Jakarta –
Ada aksi pemain Liga 4 Jatim yang lakukan tendangan brutal ke lawan. Ketua Komite Disiplin (Komdis PSSI) Umar Husin meminta panitia lokal menjatuhkan sanksi tegas!
Laga Liga 4 Babak 32 Besar Zona Jawa Timur antara PS Putra Jaya Pasuruan vs melawan Perseta Tulungagung di Gelora Bangkalan, Madura, Senin (5/1/2026), diwarnai aksi tidak sportif.
Pemain Putra Jaya Muhammad Hilmi Gimnastiar menendang dada pemain Perseta Firman Nugraha. Hilmi dengan sengaja menendang lawan saat berusaha merebut bola.
SCROLL TO CONTINUE WITH CONTENT
Firman langsung tersungkur di atas lapangan, sementara Hilmi langsung diberikan kartu merah oleh wasit. Aksi kasar tersebut sontak memicu protes keras dari para pemain Perseta.

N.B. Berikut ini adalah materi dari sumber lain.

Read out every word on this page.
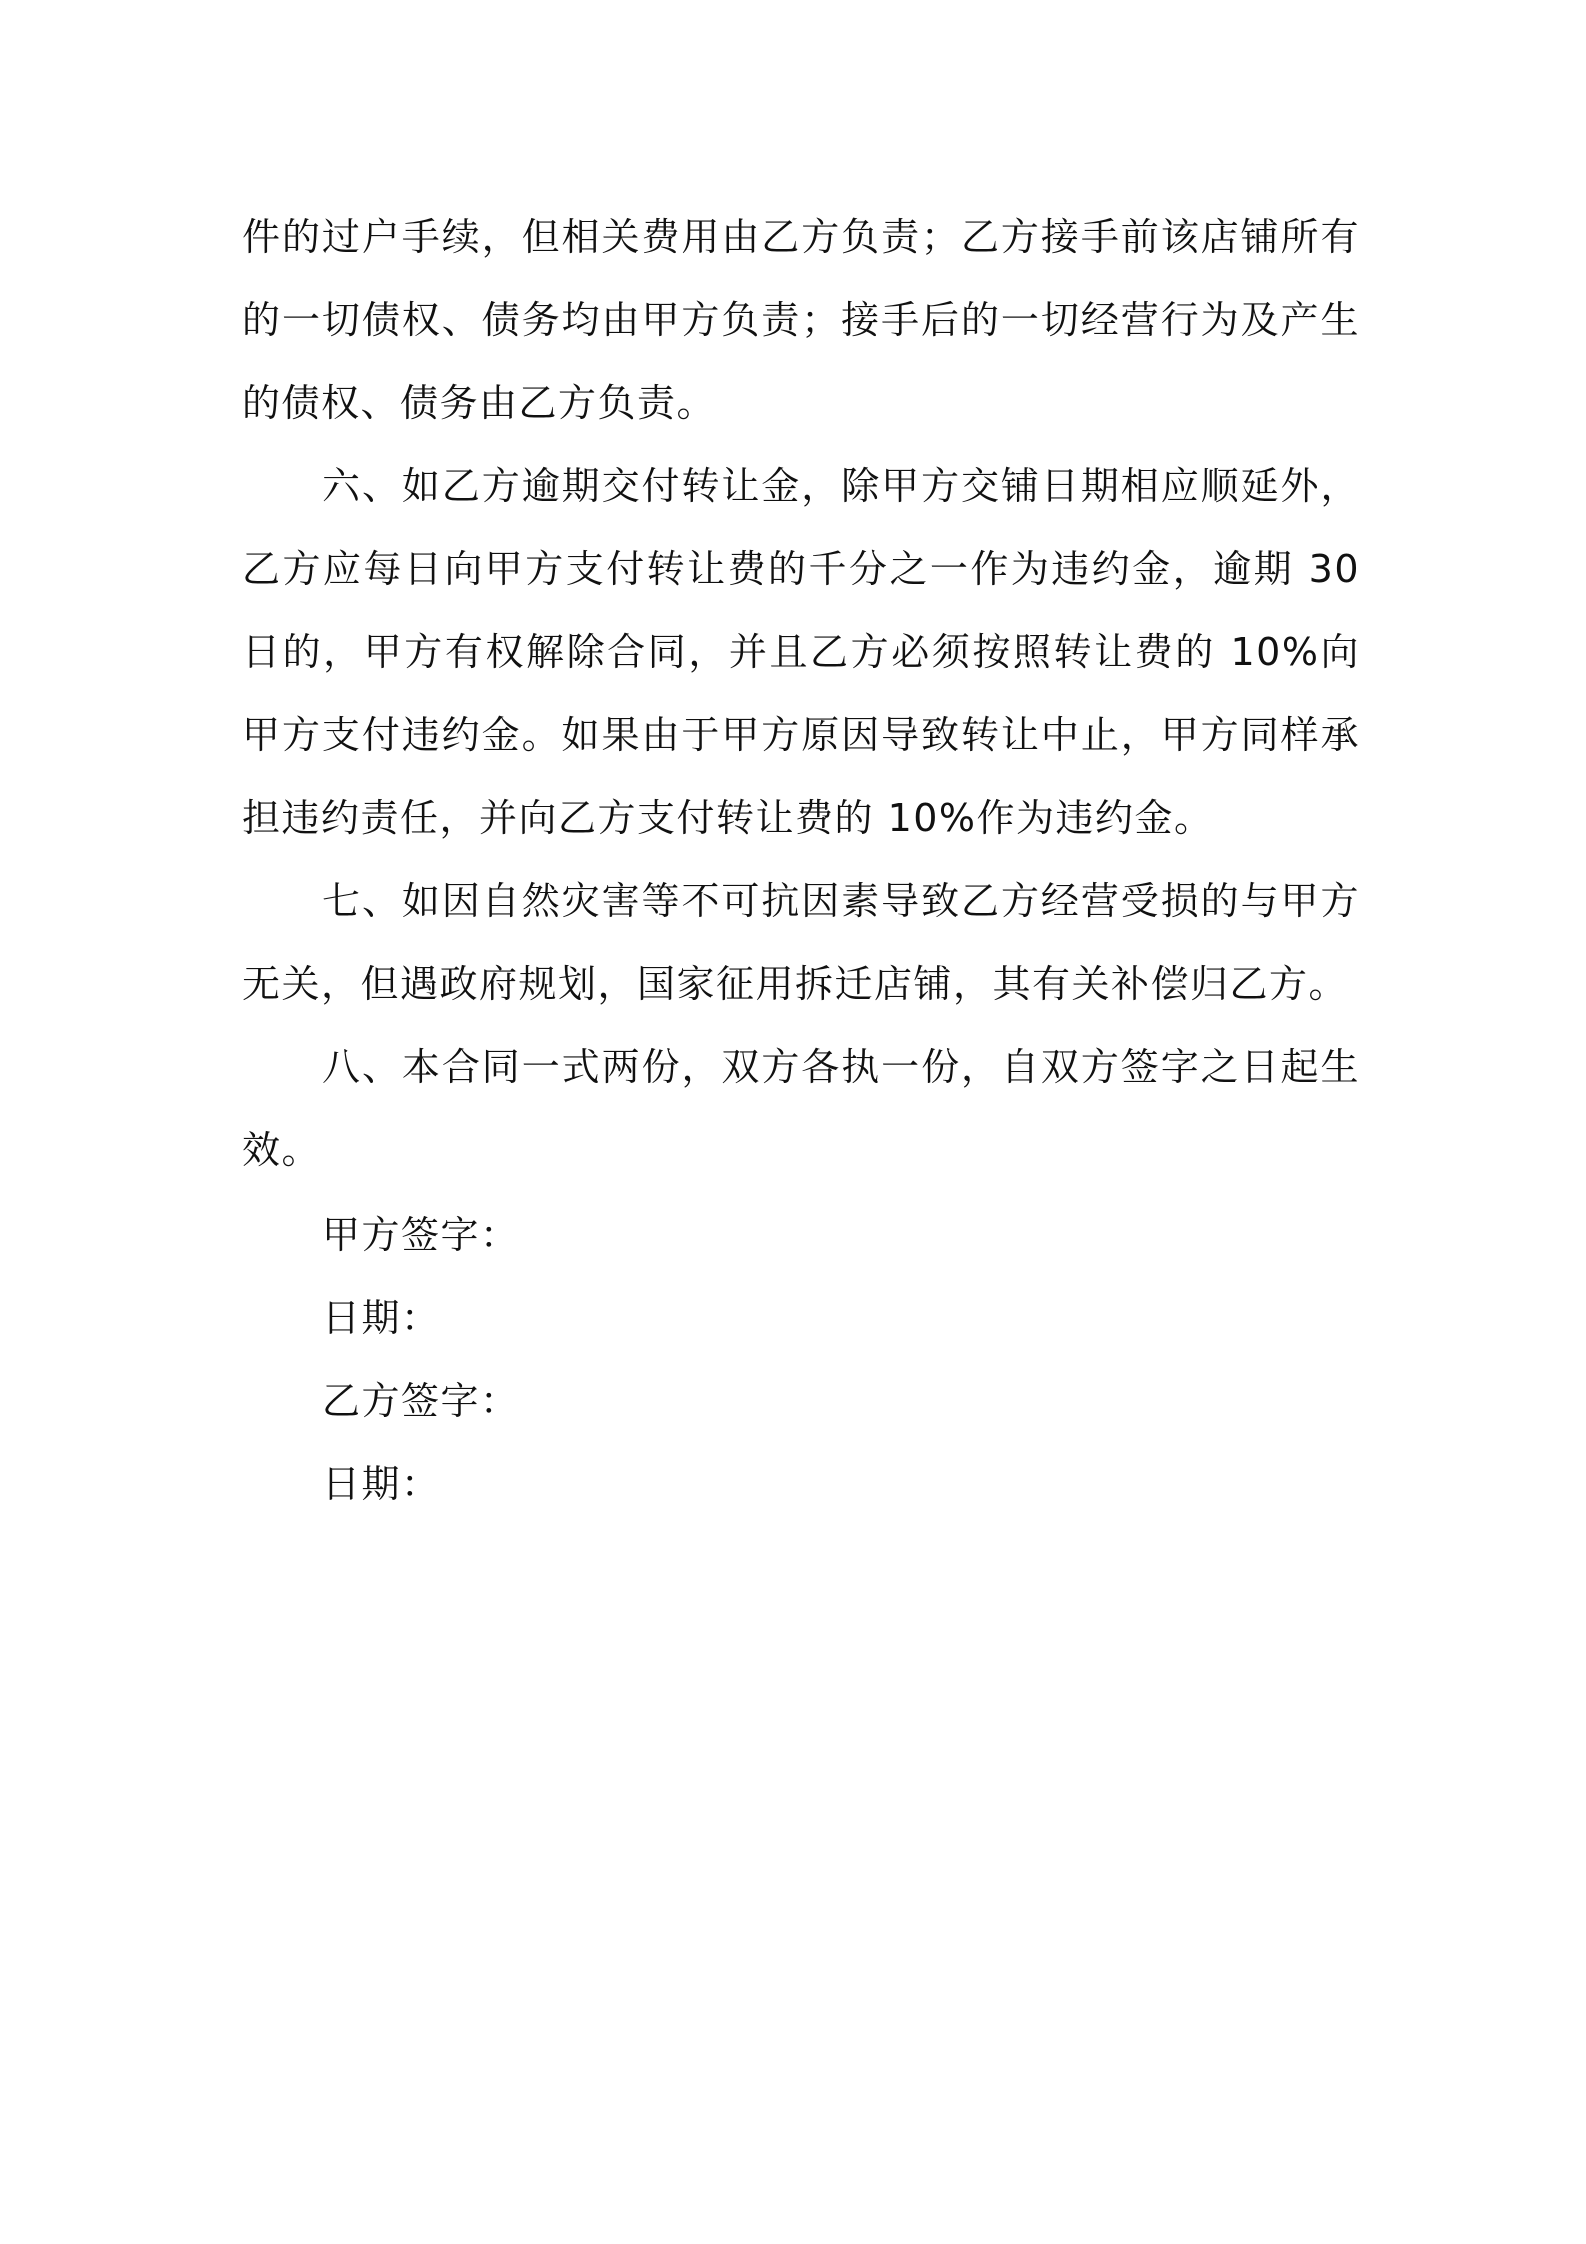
件的过户手续，但相关费用由乙方负责；乙方接手前该店铺所有的一切债权、债务均由甲方负责；接手后的一切经营行为及产生的债权、债务由乙方负责。

六、如乙方逾期交付转让金，除甲方交铺日期相应顺延外，乙方应每日向甲方支付转让费的千分之一作为违约金，逾期 30 日的，甲方有权解除合同，并且乙方必须按照转让费的 10%向甲方支付违约金。如果由于甲方原因导致转让中止，甲方同样承担违约责任，并向乙方支付转让费的 10%作为违约金。

七、如因自然灾害等不可抗因素导致乙方经营受损的与甲方无关，但遇政府规划，国家征用拆迁店铺，其有关补偿归乙方。

八、本合同一式两份，双方各执一份，自双方签字之日起生效。

甲方签字：

日期：

乙方签字：

日期：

“Untuk mencegah berulangnya tindakan-tindakan brutal, memang harus ditegakkan secara tegas. Pada prinsipnya kami itu ingin mengembangkan dunia sepak bola, membantu federasi mengembangkan sebuah kondisi yang kondusif untuk perkembangan sepakbola,” kata Umar Husin dalam keterangannya yang dibagikan PSSI.

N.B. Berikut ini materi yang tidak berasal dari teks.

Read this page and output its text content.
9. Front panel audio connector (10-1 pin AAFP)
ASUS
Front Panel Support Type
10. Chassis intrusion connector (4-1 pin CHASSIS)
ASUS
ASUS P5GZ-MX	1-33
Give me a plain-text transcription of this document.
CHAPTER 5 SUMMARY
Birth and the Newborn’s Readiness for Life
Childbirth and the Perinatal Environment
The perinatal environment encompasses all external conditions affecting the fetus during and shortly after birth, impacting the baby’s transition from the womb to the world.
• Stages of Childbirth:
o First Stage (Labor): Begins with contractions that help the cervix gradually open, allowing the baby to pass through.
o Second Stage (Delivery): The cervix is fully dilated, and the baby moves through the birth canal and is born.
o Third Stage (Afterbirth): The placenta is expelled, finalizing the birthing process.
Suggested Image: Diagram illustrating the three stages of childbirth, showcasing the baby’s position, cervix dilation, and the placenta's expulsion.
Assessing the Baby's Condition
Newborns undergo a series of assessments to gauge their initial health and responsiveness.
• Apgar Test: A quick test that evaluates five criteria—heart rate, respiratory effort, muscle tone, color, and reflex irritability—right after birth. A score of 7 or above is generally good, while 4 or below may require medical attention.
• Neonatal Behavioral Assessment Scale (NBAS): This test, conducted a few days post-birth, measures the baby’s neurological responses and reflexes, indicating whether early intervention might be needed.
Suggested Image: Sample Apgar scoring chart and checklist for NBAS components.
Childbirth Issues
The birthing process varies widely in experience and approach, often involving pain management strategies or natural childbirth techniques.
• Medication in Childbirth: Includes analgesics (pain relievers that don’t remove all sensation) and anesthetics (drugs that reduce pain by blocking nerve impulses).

“Nah, pihak-pihak yang mengancam atmosfer yang sehat ini, yang ini yang mesti ditertibkan begitu kan. Yang mesti kami berikan teguran, denda, sanksi, dan lain sebagainya demi tegaknya fair play dan rule of the game dari olahraga khususnya sepakbola,” ujarnya menambahkan.
Sebelum membuat keputusan di tingkat nasional, Komdis PSSI meminta kepada Panitia Disiplin PSSI Jatim untuk lebih dulu menjatuhkan sanksi. Soal ini Umar Husin menegaskan bahwa sanksi tegas harus dijatuhkan ke pemain yang bersangkutan.

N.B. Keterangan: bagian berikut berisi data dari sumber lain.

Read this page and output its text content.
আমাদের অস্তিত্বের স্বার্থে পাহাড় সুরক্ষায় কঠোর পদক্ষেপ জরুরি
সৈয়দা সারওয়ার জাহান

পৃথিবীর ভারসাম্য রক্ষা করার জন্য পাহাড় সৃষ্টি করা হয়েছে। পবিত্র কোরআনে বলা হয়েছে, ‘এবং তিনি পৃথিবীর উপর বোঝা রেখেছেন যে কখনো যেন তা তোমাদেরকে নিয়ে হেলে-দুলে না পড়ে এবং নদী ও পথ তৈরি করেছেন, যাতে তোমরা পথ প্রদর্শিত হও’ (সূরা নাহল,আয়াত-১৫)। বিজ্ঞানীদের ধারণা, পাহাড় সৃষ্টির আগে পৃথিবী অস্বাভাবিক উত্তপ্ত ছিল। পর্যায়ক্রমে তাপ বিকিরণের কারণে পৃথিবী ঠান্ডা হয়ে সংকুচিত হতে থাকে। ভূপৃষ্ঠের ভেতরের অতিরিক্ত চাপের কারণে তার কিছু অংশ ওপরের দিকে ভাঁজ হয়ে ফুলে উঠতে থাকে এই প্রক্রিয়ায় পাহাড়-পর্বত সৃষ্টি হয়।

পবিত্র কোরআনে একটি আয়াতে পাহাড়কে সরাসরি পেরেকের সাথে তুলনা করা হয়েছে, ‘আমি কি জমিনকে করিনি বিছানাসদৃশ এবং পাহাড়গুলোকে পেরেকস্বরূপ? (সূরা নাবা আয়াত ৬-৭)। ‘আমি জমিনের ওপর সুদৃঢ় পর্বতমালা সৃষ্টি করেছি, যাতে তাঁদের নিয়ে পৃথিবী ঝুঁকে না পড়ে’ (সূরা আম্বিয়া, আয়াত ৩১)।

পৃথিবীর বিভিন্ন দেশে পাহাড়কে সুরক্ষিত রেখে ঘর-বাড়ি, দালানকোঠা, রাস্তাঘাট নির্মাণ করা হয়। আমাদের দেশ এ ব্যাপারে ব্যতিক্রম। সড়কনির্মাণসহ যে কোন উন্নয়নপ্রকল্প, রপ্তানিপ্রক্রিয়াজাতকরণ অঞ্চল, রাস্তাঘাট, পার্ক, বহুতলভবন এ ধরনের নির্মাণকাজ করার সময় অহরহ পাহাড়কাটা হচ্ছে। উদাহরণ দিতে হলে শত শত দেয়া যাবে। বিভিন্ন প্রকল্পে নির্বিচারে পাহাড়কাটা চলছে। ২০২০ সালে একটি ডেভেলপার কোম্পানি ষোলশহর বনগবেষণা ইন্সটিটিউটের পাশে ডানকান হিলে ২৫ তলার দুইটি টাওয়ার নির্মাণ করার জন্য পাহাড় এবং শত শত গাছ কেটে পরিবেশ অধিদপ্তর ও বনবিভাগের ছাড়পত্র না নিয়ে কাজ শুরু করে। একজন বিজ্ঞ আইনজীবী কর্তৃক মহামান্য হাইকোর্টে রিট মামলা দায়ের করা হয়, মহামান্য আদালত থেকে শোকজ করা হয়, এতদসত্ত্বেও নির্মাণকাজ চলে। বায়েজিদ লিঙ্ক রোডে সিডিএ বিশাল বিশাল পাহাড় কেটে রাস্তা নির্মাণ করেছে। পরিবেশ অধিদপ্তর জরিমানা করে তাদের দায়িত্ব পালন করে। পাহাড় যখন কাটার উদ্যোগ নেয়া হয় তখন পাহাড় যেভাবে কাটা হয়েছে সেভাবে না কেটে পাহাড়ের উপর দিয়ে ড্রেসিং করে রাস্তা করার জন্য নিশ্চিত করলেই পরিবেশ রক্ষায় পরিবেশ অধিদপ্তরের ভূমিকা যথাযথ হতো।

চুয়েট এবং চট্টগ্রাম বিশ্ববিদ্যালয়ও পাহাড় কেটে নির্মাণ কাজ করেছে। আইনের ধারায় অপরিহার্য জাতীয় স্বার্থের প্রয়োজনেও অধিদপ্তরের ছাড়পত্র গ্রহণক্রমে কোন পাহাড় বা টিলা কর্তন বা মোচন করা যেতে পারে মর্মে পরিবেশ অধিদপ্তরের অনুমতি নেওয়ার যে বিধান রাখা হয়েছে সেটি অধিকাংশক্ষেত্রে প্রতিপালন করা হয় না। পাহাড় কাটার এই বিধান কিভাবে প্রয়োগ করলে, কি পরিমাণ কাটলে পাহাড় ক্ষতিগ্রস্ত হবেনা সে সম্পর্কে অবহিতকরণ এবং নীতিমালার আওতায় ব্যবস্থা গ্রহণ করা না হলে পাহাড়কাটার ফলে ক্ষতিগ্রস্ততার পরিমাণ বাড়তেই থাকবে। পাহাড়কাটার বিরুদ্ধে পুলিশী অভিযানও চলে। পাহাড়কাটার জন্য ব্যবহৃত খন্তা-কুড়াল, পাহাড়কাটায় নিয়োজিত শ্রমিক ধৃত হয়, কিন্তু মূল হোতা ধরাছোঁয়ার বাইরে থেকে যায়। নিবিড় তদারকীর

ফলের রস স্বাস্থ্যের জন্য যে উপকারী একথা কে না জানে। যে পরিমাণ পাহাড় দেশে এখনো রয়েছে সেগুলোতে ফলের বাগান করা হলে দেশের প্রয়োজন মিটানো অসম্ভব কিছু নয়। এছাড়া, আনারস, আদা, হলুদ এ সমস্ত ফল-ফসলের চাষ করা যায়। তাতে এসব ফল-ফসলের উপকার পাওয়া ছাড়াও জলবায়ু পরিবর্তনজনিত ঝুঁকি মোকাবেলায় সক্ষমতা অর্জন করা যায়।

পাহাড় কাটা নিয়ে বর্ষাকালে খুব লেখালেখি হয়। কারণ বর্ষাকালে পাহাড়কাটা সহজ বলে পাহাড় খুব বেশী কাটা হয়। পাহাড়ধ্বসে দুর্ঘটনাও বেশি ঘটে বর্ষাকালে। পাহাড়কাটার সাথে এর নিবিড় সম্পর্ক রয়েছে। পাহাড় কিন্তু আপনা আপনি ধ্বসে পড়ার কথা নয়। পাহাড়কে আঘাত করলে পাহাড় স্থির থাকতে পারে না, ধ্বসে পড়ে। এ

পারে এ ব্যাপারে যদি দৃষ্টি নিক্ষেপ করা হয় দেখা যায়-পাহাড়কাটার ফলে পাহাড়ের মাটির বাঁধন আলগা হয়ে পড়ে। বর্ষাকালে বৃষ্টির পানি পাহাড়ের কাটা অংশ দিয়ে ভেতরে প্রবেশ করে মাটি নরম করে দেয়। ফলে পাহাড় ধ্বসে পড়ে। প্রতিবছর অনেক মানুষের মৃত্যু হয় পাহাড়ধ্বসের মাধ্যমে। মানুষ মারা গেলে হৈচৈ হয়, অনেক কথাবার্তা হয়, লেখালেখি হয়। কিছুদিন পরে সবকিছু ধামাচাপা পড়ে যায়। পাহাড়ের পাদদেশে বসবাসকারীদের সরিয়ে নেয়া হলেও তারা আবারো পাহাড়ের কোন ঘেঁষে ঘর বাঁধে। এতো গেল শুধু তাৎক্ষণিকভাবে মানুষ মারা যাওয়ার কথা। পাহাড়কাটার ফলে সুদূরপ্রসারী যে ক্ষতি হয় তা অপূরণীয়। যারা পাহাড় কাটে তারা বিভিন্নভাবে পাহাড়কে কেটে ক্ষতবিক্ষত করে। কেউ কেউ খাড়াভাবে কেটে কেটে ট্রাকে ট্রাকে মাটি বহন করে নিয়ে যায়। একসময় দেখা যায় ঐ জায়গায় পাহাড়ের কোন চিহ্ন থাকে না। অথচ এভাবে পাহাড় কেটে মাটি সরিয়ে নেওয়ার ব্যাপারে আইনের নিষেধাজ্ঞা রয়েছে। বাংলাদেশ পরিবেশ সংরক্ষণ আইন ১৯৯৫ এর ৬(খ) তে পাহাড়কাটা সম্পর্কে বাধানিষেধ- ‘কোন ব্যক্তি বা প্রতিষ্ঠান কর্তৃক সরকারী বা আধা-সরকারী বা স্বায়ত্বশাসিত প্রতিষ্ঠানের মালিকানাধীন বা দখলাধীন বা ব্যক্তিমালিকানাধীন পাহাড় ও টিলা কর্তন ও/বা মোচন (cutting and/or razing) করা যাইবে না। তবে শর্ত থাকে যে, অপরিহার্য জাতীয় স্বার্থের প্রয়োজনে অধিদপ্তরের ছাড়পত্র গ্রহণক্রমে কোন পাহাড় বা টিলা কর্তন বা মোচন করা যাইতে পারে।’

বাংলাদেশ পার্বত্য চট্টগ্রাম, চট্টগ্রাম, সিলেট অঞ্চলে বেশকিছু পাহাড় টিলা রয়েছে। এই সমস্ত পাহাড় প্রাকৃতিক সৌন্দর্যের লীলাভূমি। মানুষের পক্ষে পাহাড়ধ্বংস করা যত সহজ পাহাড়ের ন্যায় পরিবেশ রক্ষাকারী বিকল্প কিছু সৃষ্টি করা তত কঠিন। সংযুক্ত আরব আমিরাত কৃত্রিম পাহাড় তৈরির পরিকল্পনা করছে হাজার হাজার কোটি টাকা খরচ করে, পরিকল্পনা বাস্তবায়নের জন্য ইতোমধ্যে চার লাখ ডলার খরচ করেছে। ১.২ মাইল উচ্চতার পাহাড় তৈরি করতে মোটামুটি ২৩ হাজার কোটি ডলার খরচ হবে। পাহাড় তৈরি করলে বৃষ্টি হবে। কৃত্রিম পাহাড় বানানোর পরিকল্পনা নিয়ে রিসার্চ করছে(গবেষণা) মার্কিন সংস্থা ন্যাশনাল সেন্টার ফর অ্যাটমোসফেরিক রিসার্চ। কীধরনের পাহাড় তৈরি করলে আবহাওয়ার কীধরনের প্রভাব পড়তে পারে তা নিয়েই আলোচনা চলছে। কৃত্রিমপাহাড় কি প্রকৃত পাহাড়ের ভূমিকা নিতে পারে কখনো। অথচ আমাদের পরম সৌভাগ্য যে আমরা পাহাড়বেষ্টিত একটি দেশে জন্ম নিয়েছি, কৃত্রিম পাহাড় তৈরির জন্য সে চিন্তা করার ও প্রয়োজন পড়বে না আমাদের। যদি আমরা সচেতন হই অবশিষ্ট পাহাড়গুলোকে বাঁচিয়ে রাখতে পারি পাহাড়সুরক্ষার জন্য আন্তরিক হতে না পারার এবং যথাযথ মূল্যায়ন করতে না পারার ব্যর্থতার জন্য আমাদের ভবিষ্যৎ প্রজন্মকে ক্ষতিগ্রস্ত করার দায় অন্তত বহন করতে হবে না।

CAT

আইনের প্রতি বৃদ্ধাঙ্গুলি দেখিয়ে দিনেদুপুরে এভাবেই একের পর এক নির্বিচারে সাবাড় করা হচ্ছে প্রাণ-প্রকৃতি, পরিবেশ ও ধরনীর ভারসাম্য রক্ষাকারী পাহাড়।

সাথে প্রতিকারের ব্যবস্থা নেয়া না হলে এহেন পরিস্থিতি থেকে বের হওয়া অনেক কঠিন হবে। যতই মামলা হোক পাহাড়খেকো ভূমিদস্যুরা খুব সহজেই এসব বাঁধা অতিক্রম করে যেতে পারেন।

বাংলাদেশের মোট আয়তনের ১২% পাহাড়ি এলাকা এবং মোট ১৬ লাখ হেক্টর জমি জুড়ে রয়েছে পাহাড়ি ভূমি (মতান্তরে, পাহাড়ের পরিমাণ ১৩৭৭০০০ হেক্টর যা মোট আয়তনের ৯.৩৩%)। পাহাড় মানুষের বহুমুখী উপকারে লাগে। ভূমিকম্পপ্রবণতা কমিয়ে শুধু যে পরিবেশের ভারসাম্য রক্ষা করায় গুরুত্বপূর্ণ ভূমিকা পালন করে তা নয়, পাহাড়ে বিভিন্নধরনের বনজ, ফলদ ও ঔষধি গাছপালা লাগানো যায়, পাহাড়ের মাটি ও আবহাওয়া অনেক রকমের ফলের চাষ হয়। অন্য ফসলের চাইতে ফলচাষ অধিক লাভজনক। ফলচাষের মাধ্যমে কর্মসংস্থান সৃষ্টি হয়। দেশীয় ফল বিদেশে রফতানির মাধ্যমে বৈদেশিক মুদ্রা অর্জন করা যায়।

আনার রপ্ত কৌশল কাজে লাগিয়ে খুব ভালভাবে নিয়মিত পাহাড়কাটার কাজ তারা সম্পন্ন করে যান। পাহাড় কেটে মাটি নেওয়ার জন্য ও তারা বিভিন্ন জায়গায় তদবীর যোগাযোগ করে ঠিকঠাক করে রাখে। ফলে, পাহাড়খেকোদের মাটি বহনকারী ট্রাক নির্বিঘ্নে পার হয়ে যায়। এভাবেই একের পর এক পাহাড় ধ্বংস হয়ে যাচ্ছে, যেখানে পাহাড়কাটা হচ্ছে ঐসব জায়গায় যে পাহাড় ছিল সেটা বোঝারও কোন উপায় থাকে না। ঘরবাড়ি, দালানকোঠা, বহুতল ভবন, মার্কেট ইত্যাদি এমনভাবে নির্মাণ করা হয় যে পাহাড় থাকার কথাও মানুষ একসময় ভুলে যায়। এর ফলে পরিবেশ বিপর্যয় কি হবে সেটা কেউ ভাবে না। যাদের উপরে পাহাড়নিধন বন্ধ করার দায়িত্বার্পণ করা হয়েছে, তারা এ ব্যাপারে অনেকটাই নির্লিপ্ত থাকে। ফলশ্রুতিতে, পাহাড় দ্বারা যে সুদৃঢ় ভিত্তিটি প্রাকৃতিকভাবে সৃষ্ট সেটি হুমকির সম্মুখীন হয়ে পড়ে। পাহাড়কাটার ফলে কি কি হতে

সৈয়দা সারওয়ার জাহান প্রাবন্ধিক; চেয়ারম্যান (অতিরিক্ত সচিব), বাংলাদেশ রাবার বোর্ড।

Kalau perlu, Komdis PSSI tidak ragu untuk merekomendasikan hukuman paling berat. Sebab aksi kasar di sepakbola nasional harus menjadi contoh yang bisa membuat efek jera buat semua pemain.
“Kami mengimbau kepada teman-teman yang menjadi Panitia Disiplin atau berperan sebagai Komite Disiplin di semua tingkatan liga untuk tidak ragu-ragu menghukum pihak-pihak yang melakukan pelanggaran-pelanggaran yang keras, brutal, sehingga tidak mengganggu jalannya kompetisi,” tutur Umar Husin.
“Jadi itu penegasannya, agar Komdis di tingkat daerah ataupun Pandis (Panitia Disiplin) itu bisa bertindak tegas tanpa ragu-ragu begitu. Demi melindungi olahraga, khususnya sepak bola dan atlet. Terkait kejadian tersebut kami rasa harus dihukum seberat-beratnya, seperti larangan beraktivitas sepakbola seumur hidup,” ucapnya.